I'm very dubious about (b). Consider]
    x = 4
      
    y :: Patt 
    y = [p| ... |]

    f $y = x

Question: where is x bound?  It looks as though x can be bound by the
spliced-in pattern or by the top-level binding.  You can't tell without
knowing what $y expands to.  We argue in our paper against non-top-level
declaration splices because that would lead to ambiguity of exactly this
sort.

It turns out that it's very inconvenient to implement pattern splices in
GHC, for exactly this reason.  We can't figure out the binding structure
till we expand the splice.  We can't expand the splice till typechecking
time.  But the renamer currently fixes the binding structure before type
checking.    Changing this would be a big upheaval.

Conclusion: pattern splices are hard to implement, and dubious from a
programming point of view.  I propose to drop them, for now at least.


Type splices have some similar echoes.  Consider
      
    y :: Type 
    y = [t| a -> a |]

    f :: $y

What is f polymorphic in?   The trouble concerns Haskell's implicit
quantification.  I guess there are three possibilities:

a) $y expands to "a -> a", and that is implicitly universally quantified
to "forall a. a->a".
b) The implicit quantification happens at the [t| ...|] brackets, so
that $y expands to
    "forall a. a->a"
c) $y expands to "a -> a" with no implicit quantification anywhere.

I'm pretty sure that we should adopt (b).  After all, we want a
lexical-scoping rule for TH, so we have to say where 'a' is bound.

That would still in principle allow
      
    y :: Type
    y = return (Tvar "a" `Arrow` Tvar "a")

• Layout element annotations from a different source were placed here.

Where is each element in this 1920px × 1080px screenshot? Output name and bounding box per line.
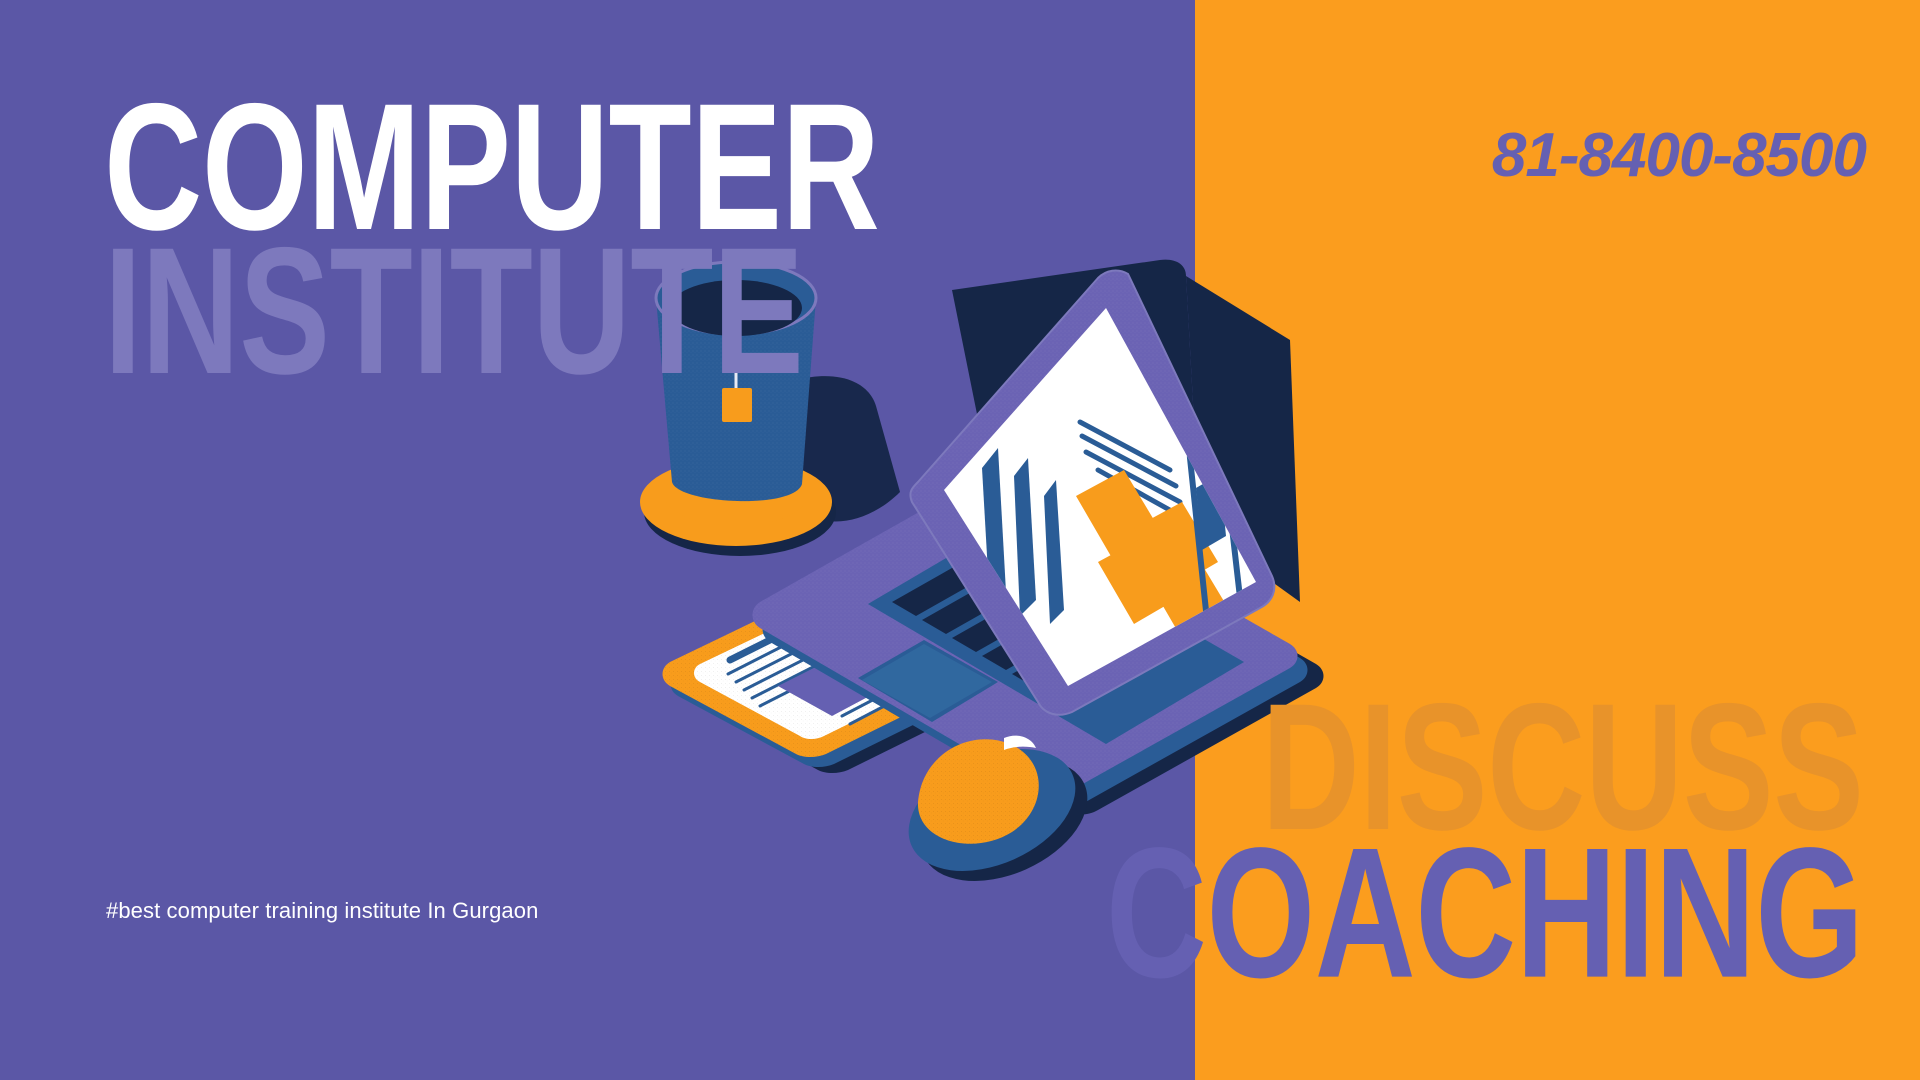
phone-number[interactable]: 81-8400-8500 xyxy=(1492,120,1866,191)
page-subtitle-institute: INSTITUTE xyxy=(104,240,879,384)
headline-coaching: COACHING xyxy=(1106,840,1864,988)
left-headline-block: COMPUTER INSTITUTE xyxy=(104,96,947,359)
right-headline-block: DISCUSS COACHING xyxy=(1040,696,1864,962)
banner-canvas: COMPUTER INSTITUTE #best computer traini… xyxy=(0,0,1920,1080)
tagline-text: #best computer training institute In Gur… xyxy=(106,898,538,924)
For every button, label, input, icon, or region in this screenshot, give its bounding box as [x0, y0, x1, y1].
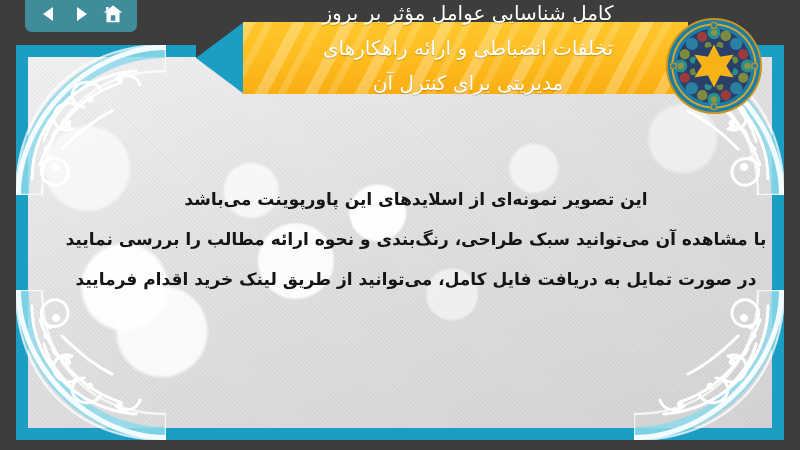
- slide-viewer: این تصویر نمونه‌ای از اسلایدهای این پاور…: [0, 0, 800, 450]
- body-line-2: با مشاهده آن می‌توانید سبک طراحی، رنگ‌بن…: [56, 220, 776, 260]
- back-button[interactable]: [36, 1, 62, 27]
- forward-button[interactable]: [68, 1, 94, 27]
- title-banner: [243, 22, 688, 94]
- persian-medallion-icon: [665, 17, 763, 115]
- home-button[interactable]: [100, 1, 126, 27]
- home-icon: [102, 3, 124, 25]
- navigation-bar: [25, 0, 137, 32]
- body-line-3: در صورت تمایل به دریافت فایل کامل، می‌تو…: [56, 260, 776, 300]
- body-line-1: این تصویر نمونه‌ای از اسلایدهای این پاور…: [56, 180, 776, 220]
- slide-body-text: این تصویر نمونه‌ای از اسلایدهای این پاور…: [56, 180, 776, 300]
- back-arrow-icon: [39, 4, 59, 24]
- forward-arrow-icon: [71, 4, 91, 24]
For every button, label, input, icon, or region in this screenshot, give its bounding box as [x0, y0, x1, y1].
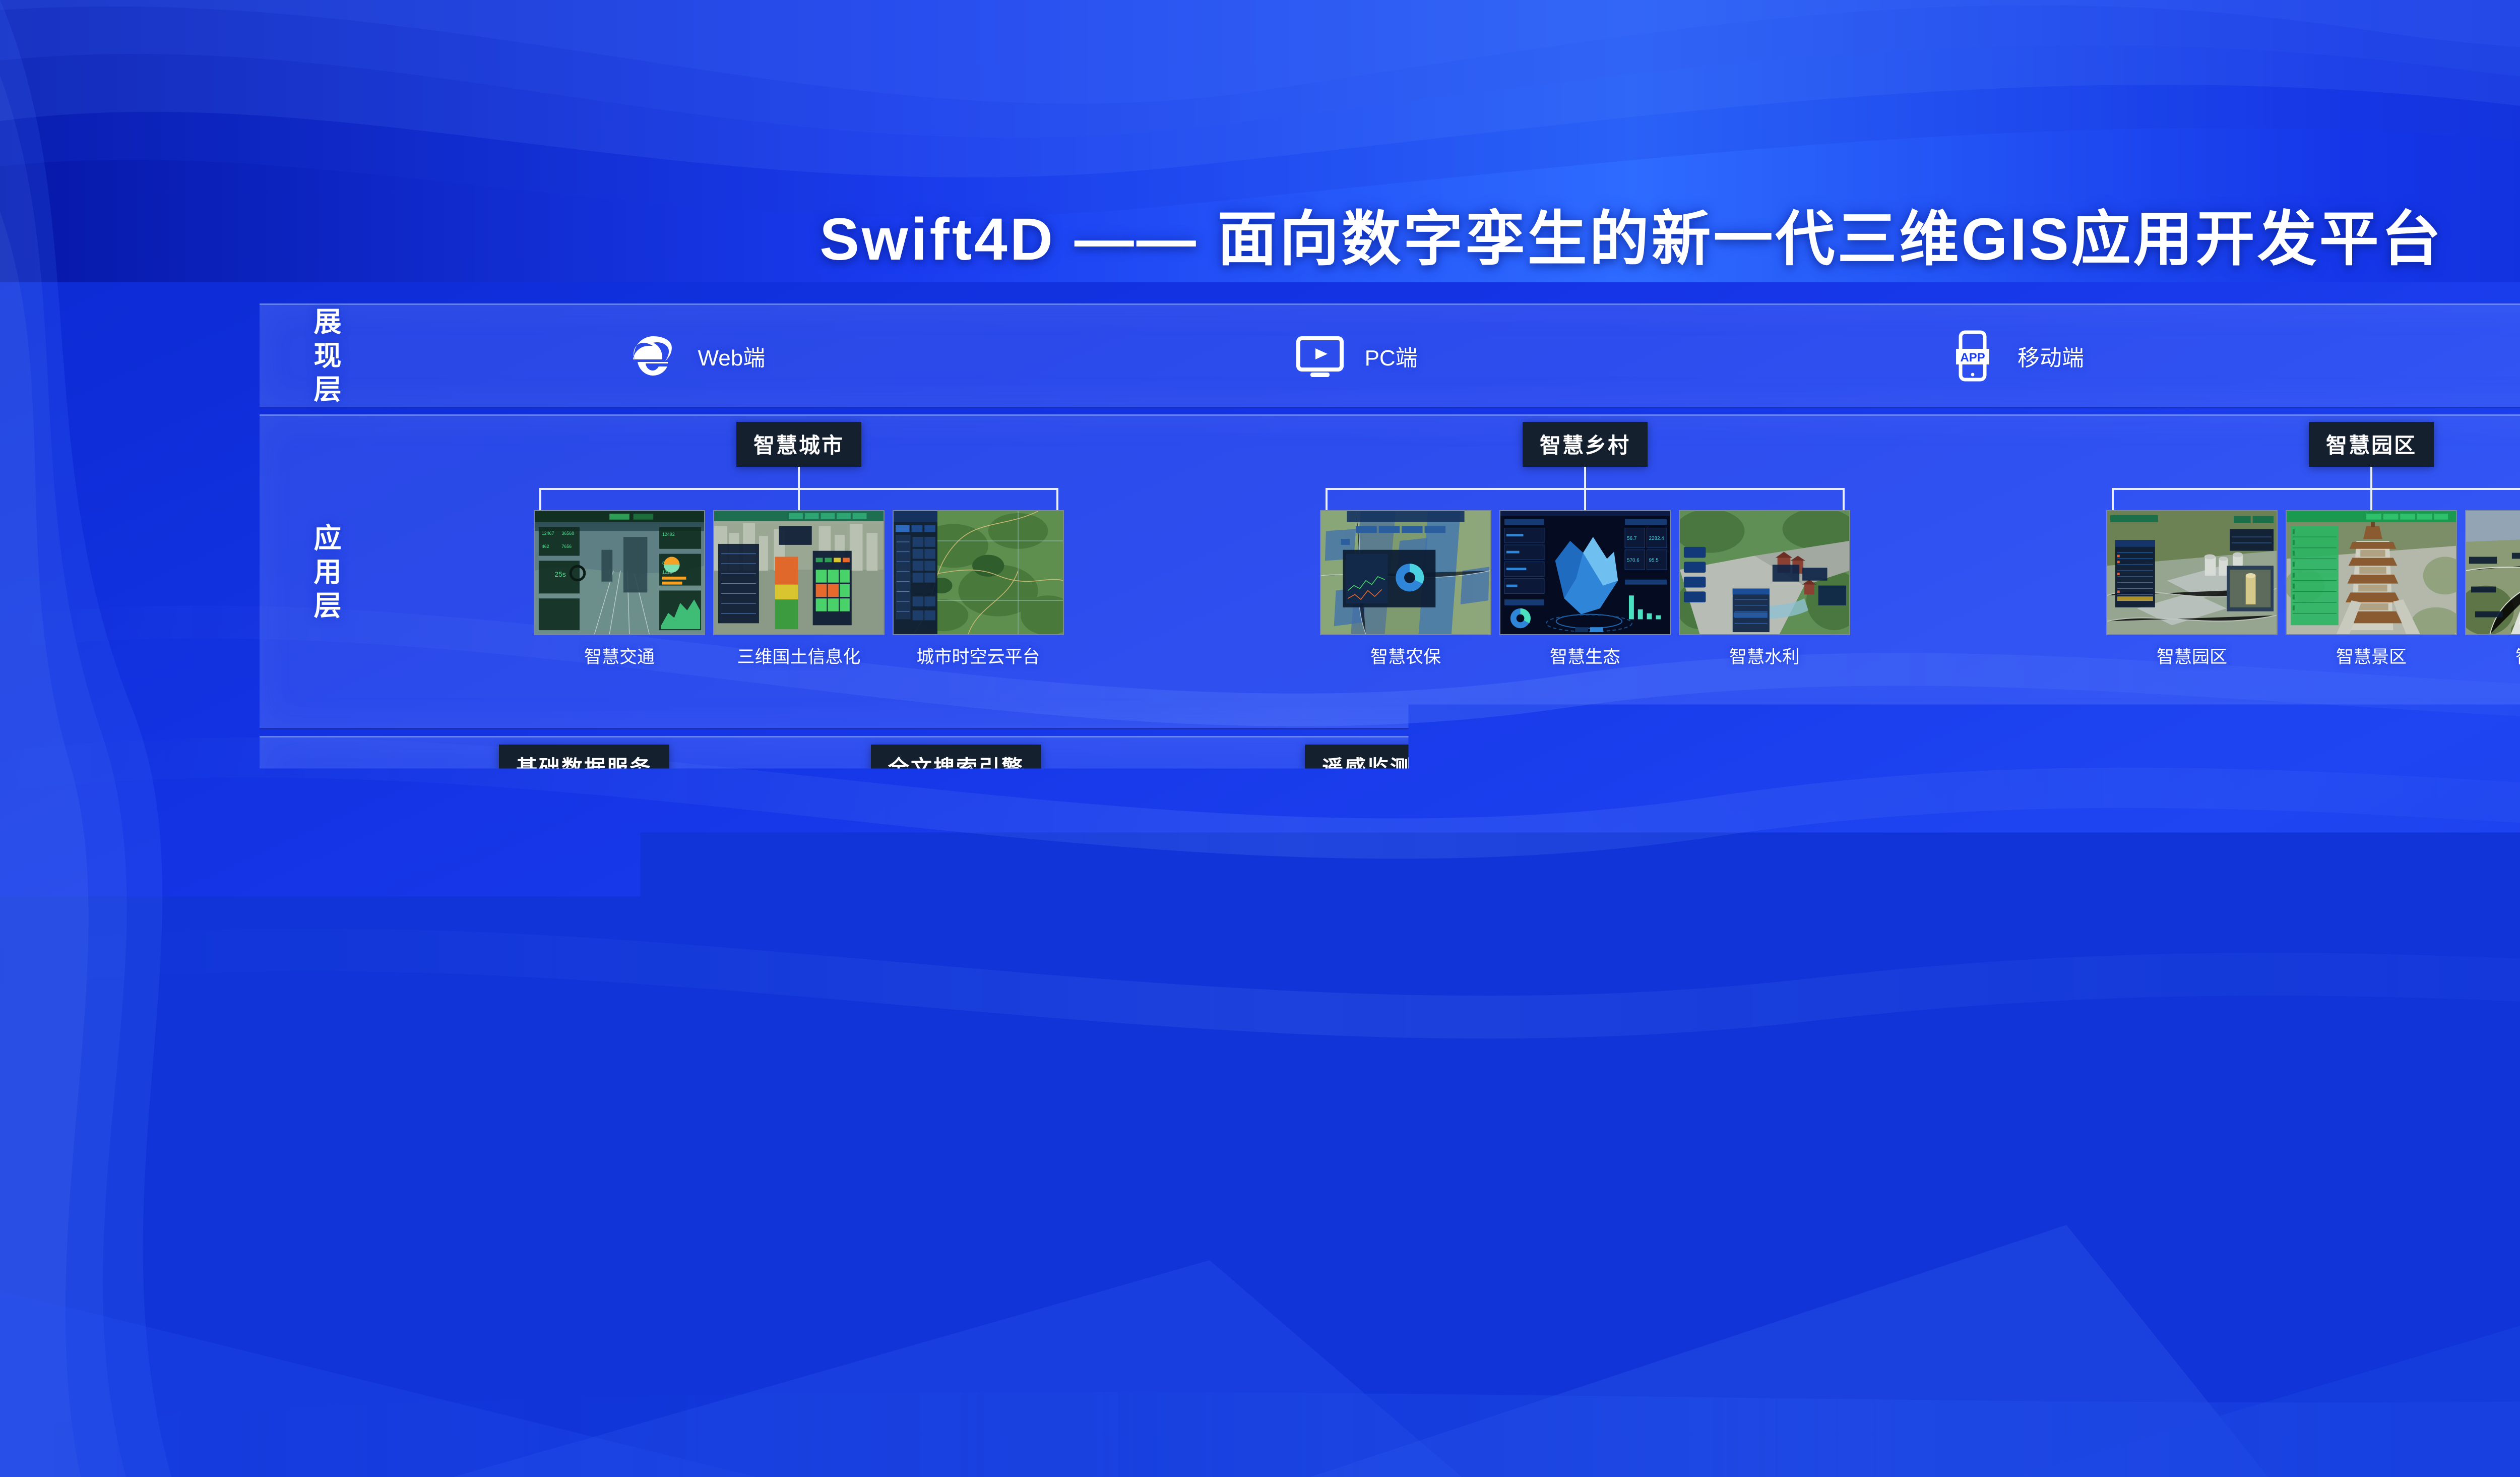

Since it's the renamer that does implicit quantification, it'd be quite
awkward to make the implicit quantification at the splice site "see" the
free variables 'a'.

The link with the pattern stuff is this.  If you see
    f :: $y -> b

then what are the implicit for-alls?  My answer: the implicit for-alls
are just for "b", not for any free vars of $y.

Since then, the only solution for pattern splices I recall seeing is

f ${x,z}y = x

which asserts that the splice introduces the set of identifiers {x,z}.